Intorduction: Annaida Orosz

The Fly (Ferenc Rófusz) 1980, 3'
Ad Astra (Ferenc Cakó) 1982, 2'
Our National Holidays (Kati Macskássy) 1982, 10'
Scones (Gyula Nagy) 1984, 9'
Ah, America! (István Orosz) 1984, 29'
Farwell, Little Island! (Sándor Reisenbüchler) 1987, 11'
Easter Greetings (Béla Weisz), 1988, 2'
Budapest '88 (Gregor Droste) 1988, 9'
Mind the Steps (István Orosz) 1989, 6'

Among animated short films of the 1980s, several depicted the political and social anomalies of state socialism with a surprising degree of openness, thereby evoking the age of ‘glasnost’ laying the way for the change of regime, when freedom of expression became increasingly vocal. Several films represented the duel between individuals and the repressive state with biting humour (Süti, Húsvéti anzix/Easter Greetings), while others took a unique approach, depicting the ‘official’ and the ‘private’ versions of history of the near past in condensed form (Ünnepeink; Tiszta kép; Vigyázat lépcső!; Budapest ‘88).
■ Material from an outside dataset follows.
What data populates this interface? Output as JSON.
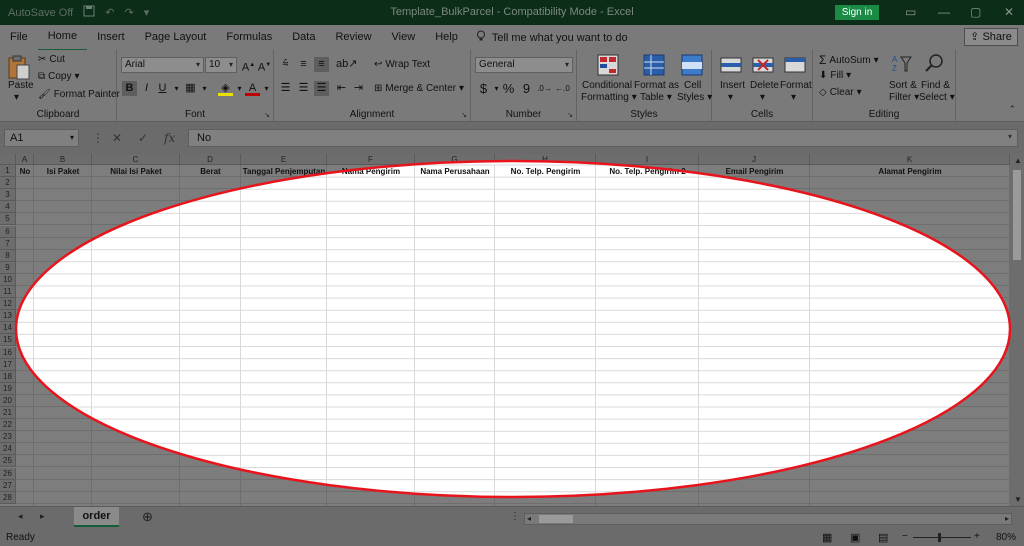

Such films as the animation documentary Ah, Amerika!/Ah, America! featuring the mass exodus of Hungarian workers at the turn of the century, or Isten veled, kis sziget! created around the time that Transylvanian villages were being bulldozered and demonstrations were held to protest the barrage system, actualized universal truths via allegorical formulations.